- Born: Bradford, England
- Occupations: DJ; vocalist; producer; podcast host;
- Organization: Pxssy Palace

= Mya Mehmi =

British-Punjabi DJ

Mya Mehmi is a British-Punjabi DJ, vocalist, producer, and podcast host. She is a central member and co-producer of the Pxssy Palace LGBTQ club night.

==Early life==
Mehmi was born in Bradford to Punjabi parents and grew up in Leicester. At age 17, Mehmi moved to London to pursue a music career.

==Career==
After moving to London, Mehmi began her relationship with Pxssy Palace volunteering as a "badge bitch", and began producing Pxssy Palace parties a few years later.

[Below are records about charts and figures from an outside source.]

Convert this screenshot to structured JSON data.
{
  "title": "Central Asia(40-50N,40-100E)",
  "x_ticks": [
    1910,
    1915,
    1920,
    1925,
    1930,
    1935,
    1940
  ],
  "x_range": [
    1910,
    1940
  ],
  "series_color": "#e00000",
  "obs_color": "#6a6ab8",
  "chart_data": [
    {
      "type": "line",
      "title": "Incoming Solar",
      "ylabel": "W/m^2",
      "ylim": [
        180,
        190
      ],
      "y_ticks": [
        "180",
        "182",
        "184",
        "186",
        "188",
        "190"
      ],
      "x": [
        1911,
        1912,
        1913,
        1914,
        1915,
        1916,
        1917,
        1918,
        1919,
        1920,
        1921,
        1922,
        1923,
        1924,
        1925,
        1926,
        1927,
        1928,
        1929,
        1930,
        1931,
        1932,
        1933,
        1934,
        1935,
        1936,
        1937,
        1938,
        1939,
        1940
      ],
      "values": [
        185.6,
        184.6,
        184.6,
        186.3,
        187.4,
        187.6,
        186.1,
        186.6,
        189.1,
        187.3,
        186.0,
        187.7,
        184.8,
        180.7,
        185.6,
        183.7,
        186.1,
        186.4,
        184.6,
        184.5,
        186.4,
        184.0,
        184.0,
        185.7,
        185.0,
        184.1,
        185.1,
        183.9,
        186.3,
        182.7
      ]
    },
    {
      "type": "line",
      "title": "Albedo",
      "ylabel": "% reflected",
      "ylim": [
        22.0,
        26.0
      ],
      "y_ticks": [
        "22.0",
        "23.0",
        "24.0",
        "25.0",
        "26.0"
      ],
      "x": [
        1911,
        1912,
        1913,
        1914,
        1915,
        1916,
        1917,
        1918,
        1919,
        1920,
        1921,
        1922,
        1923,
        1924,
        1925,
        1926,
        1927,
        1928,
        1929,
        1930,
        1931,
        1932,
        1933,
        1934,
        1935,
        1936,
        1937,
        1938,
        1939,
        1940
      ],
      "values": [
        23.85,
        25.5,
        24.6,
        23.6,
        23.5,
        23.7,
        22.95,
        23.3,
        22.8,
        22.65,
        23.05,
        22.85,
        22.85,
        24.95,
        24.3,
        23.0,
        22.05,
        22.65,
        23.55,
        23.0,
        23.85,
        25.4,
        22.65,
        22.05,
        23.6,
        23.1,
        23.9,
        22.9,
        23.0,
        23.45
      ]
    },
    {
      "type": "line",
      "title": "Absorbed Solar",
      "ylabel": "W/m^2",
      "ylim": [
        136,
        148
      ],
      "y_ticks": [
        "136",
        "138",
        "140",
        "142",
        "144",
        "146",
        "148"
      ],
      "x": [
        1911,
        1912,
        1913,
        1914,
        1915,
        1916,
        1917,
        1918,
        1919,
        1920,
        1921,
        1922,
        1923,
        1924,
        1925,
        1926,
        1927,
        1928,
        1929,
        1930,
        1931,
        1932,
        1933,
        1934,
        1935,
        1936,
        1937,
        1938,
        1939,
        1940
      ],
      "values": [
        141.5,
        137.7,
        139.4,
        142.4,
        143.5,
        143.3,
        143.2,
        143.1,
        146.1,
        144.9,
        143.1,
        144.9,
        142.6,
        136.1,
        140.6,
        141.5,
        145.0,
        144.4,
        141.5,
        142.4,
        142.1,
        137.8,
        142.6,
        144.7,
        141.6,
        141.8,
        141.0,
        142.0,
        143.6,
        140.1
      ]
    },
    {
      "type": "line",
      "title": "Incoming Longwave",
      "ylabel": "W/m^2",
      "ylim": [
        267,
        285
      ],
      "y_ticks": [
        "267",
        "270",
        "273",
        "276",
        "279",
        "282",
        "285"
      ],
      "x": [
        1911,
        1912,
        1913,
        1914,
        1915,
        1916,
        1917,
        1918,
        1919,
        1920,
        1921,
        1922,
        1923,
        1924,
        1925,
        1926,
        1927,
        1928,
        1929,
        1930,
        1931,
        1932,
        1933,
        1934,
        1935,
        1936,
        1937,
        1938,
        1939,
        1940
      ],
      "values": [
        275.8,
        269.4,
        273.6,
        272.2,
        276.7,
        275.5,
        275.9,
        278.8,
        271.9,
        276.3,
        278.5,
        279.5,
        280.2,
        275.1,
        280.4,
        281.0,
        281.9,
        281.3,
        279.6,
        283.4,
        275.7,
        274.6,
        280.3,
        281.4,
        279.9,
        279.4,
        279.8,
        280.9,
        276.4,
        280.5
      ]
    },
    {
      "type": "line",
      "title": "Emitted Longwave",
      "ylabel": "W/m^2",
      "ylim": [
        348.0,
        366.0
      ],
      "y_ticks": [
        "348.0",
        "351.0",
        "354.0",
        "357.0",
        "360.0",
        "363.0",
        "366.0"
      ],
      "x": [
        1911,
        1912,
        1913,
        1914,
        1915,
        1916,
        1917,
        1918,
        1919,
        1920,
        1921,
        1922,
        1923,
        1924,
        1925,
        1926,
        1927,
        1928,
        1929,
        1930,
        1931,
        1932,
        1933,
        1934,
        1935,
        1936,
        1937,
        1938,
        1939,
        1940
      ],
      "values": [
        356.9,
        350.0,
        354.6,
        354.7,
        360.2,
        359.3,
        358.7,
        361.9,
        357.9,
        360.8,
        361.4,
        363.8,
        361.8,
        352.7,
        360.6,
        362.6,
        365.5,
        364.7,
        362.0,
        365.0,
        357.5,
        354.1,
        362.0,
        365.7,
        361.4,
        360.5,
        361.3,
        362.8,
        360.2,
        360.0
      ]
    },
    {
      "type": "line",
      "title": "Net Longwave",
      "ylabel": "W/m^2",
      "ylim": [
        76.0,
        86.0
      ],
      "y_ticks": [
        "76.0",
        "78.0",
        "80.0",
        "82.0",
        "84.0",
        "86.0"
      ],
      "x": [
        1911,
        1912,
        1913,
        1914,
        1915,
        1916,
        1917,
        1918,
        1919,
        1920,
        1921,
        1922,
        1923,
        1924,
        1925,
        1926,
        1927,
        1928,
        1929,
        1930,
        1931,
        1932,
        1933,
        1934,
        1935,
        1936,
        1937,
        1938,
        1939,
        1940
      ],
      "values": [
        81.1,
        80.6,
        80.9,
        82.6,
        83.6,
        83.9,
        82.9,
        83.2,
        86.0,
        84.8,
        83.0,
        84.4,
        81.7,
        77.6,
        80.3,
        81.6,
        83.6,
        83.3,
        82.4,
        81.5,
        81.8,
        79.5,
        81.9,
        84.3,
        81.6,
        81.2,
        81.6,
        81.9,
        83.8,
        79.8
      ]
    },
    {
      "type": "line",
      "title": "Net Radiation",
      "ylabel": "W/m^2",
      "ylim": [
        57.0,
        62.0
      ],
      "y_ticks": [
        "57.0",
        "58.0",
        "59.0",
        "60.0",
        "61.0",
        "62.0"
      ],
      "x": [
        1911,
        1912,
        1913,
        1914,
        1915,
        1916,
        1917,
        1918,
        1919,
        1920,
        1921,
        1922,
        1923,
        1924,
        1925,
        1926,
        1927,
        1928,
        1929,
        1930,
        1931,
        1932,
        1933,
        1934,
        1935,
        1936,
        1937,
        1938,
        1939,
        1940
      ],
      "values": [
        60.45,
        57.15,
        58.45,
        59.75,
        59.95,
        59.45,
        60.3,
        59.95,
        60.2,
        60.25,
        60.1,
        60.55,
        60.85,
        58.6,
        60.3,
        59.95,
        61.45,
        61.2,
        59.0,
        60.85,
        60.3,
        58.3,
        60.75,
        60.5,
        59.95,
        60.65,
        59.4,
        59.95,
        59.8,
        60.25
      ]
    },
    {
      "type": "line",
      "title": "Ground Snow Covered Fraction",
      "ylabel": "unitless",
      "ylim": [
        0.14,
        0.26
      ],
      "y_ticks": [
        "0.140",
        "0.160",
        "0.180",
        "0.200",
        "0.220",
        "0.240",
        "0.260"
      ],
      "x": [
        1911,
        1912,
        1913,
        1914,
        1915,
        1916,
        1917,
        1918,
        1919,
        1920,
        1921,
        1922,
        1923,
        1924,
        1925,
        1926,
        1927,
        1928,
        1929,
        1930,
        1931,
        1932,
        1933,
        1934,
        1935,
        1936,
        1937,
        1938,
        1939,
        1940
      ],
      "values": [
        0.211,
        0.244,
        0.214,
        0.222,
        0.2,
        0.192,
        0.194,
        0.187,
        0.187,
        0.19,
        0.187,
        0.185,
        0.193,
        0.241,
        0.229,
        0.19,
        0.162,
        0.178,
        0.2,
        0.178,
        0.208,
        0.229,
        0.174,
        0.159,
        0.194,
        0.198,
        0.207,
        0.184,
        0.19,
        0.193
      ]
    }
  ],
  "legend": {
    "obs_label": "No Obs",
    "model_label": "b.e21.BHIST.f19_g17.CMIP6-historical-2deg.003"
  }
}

In 2023 Mehmi released her first solo track, "Parivaar (Interlude)", which Gay Times called "bold", and "R&B-tinged". She had written the song in 2020 for her cousin and father following the death of her Thaya (uncle). It was featured on the BBC Asian Network music playlist, making Mehmi the first trans woman to be featured on the playlist. Mehmi stated that this was an honour, and expressed surprise that transgender people had not already been represented.

She released the self-produced single "Haldi" in May 2025, which references the use of turmeric at Punjabi weddings where it is rubbed into the skin of the bride and groom. Mehmi hosts Straight No Chaser, a podcast about navigating the world as a British-Punjabi trans woman. In October 2025, Mehmi was one of nine trans women to be featured on the Glamour UK Women of the Year cover.

== Artistry ==
Mehmi grew up listening to Ol' Dirty Bastard, Fugees and Dr. Dre in her household.

== Personal life ==
Mehmi is a transgender woman, and began transitioning in 2020.